Budgett spoke as New Zealand weightlifter Laurel Hubbard prepared to become the first openly transgender woman at the Olympics when she competes in the +87kg category on Monday, as AFP reports.
The 43-year-old was born male and competed as a man before transitioning to female in her 30s, taking up the sport at elite level again after meeting IOC guidelines for transgender athletes and sparking a global response.
New Zealand Olympic Committee spokeswoman Ashley Abbott said Hubbard was keeping a low profile in Japan, despite the “particularly high level of interest” in her Olympic debut.

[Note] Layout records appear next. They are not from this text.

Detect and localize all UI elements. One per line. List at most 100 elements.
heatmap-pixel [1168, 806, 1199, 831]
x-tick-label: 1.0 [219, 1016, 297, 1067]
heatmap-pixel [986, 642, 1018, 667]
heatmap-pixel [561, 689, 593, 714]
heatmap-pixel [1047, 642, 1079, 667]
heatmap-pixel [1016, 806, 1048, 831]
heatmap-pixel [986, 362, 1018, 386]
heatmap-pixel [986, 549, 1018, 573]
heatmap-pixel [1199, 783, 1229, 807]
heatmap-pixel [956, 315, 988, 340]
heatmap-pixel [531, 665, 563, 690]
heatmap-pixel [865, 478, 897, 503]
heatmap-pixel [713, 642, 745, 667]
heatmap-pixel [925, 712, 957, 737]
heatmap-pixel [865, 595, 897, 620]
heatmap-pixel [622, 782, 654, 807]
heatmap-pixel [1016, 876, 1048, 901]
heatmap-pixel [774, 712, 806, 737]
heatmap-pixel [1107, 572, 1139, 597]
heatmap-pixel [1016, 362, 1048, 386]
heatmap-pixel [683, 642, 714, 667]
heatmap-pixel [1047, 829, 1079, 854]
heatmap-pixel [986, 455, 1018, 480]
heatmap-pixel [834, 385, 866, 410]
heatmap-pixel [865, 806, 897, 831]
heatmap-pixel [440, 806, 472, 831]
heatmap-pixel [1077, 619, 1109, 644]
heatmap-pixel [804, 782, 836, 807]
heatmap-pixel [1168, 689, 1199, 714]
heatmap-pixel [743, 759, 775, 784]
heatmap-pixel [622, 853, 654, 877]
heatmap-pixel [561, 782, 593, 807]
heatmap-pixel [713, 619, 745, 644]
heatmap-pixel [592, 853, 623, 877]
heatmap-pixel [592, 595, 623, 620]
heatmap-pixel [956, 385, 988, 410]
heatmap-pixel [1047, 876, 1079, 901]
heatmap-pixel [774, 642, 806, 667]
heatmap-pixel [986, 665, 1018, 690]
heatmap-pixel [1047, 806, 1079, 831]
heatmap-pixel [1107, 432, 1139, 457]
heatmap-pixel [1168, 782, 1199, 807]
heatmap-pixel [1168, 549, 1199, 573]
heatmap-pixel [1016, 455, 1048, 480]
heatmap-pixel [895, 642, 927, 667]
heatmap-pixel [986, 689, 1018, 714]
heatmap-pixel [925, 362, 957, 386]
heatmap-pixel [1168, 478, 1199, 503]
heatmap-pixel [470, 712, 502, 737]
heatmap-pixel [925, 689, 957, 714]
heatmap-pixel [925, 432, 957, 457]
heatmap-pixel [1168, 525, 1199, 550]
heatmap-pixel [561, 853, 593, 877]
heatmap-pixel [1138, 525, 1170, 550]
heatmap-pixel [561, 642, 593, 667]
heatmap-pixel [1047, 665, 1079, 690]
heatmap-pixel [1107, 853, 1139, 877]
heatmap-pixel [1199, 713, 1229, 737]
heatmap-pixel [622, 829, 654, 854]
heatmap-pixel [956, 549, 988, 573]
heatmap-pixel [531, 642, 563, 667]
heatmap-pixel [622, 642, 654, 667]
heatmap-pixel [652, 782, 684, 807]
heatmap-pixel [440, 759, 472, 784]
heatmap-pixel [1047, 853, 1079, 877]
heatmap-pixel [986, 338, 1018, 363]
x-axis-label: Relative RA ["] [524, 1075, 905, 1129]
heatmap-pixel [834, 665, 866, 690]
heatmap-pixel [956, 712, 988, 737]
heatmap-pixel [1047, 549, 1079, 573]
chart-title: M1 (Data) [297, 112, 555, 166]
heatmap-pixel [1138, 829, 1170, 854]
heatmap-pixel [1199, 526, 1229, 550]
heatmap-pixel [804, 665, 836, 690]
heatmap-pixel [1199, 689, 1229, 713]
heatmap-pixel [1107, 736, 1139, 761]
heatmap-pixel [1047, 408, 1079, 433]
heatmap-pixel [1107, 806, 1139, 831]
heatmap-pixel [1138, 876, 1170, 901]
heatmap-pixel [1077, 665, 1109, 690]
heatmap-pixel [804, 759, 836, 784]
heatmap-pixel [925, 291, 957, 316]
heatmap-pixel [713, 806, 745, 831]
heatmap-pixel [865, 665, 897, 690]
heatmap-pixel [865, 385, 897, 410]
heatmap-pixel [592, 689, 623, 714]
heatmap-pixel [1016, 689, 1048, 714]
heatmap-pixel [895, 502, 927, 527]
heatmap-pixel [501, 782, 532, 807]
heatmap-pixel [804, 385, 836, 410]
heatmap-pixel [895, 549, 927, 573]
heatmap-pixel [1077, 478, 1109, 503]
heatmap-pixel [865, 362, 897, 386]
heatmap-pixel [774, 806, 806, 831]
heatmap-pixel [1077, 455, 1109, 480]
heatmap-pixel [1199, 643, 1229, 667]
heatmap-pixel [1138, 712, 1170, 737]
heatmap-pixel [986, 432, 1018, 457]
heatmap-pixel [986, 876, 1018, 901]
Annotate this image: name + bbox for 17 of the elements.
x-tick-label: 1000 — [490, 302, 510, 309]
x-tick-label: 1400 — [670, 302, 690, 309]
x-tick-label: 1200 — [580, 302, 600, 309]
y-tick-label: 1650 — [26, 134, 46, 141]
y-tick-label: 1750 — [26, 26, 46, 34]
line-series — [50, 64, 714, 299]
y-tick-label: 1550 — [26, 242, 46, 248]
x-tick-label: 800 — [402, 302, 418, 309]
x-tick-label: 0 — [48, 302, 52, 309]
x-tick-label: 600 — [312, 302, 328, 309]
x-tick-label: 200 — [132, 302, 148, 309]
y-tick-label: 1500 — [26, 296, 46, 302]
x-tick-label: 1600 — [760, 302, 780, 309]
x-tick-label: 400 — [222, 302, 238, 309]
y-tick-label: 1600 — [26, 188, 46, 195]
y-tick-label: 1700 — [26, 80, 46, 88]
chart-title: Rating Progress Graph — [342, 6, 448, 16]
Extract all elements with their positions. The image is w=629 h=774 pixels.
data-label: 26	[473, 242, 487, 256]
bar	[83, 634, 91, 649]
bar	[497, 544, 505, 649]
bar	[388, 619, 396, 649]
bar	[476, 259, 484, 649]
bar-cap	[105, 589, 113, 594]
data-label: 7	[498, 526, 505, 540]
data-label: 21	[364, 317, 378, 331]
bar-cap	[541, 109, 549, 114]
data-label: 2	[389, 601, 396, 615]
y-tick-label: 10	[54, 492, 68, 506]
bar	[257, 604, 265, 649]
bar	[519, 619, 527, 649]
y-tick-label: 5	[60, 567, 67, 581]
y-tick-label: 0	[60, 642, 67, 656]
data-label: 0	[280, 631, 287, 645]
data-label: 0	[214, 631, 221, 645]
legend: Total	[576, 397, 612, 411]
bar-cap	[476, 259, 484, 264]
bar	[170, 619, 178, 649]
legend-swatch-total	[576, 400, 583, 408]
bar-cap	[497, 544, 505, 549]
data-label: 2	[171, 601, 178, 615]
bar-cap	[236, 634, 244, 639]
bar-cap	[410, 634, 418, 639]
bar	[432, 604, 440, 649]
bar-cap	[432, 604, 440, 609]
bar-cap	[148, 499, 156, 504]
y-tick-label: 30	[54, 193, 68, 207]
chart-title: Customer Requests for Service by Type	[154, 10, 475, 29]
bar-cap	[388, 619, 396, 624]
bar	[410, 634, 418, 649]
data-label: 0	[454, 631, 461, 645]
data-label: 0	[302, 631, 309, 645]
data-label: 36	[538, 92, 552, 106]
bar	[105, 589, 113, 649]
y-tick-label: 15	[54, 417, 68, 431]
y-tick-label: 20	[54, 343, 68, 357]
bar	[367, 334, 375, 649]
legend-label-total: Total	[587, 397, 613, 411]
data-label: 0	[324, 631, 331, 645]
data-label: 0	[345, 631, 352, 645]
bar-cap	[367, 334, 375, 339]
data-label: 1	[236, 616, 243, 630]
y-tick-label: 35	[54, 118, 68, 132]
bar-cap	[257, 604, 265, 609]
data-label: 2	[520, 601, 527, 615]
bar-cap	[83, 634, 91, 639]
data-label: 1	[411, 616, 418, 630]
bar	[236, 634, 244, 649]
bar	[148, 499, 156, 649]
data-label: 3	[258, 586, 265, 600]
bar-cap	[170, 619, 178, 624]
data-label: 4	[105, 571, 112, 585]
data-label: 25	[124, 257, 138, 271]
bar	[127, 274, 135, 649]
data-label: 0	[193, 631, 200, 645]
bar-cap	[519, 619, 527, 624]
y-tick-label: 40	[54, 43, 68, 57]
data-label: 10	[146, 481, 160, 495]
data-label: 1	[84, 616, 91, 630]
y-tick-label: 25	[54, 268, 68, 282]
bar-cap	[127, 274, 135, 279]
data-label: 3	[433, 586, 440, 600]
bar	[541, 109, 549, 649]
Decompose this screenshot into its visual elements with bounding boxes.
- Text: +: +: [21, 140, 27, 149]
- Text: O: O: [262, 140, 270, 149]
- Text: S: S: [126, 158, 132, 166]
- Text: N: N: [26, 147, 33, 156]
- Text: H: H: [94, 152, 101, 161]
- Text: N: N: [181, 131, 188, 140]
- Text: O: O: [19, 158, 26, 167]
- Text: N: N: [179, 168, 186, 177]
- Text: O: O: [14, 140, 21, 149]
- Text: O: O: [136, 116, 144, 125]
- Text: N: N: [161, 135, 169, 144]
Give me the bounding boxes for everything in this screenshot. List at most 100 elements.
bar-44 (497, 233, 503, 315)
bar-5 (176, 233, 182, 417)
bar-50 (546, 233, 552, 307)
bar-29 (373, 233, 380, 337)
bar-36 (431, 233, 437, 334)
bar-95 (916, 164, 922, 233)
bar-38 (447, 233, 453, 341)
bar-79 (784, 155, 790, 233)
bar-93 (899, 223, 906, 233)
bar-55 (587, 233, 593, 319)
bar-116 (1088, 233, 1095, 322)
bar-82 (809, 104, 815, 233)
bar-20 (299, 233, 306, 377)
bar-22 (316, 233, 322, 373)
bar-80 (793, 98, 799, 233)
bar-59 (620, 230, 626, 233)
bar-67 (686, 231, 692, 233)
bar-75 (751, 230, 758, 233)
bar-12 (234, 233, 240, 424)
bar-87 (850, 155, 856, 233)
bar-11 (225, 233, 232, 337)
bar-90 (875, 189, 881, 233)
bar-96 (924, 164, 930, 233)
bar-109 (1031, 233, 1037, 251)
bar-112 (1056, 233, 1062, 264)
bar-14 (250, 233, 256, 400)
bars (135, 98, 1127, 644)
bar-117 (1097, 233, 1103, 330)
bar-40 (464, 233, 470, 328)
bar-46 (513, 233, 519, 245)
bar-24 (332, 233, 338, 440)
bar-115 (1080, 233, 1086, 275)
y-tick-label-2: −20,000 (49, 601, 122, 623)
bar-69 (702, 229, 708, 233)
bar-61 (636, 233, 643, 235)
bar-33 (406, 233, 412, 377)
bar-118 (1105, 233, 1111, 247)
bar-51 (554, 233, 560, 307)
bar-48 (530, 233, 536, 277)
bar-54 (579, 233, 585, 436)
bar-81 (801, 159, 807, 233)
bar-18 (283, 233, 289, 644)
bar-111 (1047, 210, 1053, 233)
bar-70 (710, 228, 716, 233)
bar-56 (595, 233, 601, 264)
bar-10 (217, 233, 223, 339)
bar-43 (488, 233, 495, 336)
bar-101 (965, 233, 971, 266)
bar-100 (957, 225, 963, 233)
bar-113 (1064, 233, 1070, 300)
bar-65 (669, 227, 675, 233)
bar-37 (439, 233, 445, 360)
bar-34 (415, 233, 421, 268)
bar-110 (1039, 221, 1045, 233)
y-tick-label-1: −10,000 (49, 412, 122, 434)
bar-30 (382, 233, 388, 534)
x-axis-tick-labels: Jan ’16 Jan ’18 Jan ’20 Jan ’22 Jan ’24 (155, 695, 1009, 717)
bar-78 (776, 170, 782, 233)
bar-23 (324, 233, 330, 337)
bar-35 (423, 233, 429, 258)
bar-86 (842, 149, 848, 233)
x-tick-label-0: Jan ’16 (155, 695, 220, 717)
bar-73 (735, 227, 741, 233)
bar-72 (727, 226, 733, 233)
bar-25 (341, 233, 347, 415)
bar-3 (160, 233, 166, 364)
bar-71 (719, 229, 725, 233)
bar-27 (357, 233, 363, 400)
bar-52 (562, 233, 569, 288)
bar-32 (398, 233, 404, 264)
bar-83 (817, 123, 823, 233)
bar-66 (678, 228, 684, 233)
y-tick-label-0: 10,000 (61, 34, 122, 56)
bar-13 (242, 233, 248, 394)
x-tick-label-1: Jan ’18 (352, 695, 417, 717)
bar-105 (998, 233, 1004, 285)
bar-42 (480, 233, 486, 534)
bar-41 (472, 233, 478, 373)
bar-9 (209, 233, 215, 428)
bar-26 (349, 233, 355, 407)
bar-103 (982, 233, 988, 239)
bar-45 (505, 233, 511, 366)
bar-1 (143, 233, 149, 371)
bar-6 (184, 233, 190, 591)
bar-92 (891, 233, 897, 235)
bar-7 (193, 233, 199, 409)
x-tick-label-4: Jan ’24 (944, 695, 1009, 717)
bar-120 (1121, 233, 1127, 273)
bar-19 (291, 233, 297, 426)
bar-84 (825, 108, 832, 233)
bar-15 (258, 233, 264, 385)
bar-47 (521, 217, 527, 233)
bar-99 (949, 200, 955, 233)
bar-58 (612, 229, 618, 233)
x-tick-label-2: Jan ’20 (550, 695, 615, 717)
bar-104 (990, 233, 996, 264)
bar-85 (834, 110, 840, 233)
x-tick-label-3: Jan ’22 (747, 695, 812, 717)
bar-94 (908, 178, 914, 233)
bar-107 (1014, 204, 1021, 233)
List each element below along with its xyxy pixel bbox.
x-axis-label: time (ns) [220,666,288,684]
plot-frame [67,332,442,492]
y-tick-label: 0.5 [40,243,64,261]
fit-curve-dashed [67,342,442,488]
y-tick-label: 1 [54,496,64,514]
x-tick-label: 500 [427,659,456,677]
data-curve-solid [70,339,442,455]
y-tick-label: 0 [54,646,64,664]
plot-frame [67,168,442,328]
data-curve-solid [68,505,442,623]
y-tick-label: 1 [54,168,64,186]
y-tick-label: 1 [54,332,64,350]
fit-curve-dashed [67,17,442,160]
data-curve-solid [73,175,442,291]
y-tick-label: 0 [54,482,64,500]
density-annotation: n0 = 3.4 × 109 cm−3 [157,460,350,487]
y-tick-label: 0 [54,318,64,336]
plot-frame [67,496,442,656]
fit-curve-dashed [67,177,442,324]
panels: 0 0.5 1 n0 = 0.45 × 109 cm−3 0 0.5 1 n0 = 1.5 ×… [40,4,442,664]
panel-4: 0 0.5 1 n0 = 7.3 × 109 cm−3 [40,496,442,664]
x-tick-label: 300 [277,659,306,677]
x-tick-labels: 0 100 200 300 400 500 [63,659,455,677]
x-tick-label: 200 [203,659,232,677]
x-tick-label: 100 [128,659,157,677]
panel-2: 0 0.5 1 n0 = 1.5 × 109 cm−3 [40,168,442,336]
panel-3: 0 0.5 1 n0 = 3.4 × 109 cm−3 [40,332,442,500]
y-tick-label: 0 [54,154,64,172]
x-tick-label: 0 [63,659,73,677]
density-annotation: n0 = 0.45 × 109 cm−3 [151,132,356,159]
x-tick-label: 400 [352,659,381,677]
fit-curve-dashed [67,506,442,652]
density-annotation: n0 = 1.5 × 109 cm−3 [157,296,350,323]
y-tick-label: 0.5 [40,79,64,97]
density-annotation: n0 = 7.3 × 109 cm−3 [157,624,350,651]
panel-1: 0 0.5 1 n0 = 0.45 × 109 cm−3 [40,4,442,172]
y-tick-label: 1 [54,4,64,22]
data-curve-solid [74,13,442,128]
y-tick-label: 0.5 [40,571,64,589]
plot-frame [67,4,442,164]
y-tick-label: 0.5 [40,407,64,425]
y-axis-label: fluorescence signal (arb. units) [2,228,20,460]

While she acknowledged Hubbard’s appearance raised complex issues, the AFP report said Abbott also pointed out: “We all need to remember that there’s a person behind all these technical questions.”
“As an organization we would look to shield our athlete, or any athlete, from anything negative in the social media space,” she said.
An International Weightlifting Federation spokesman said Hubbard would be under no obligation to speak to journalists after her event.
Critics argue Hubbard has an unfair advantage over female rivals due to physical attributes locked into her body during her formative years as a male.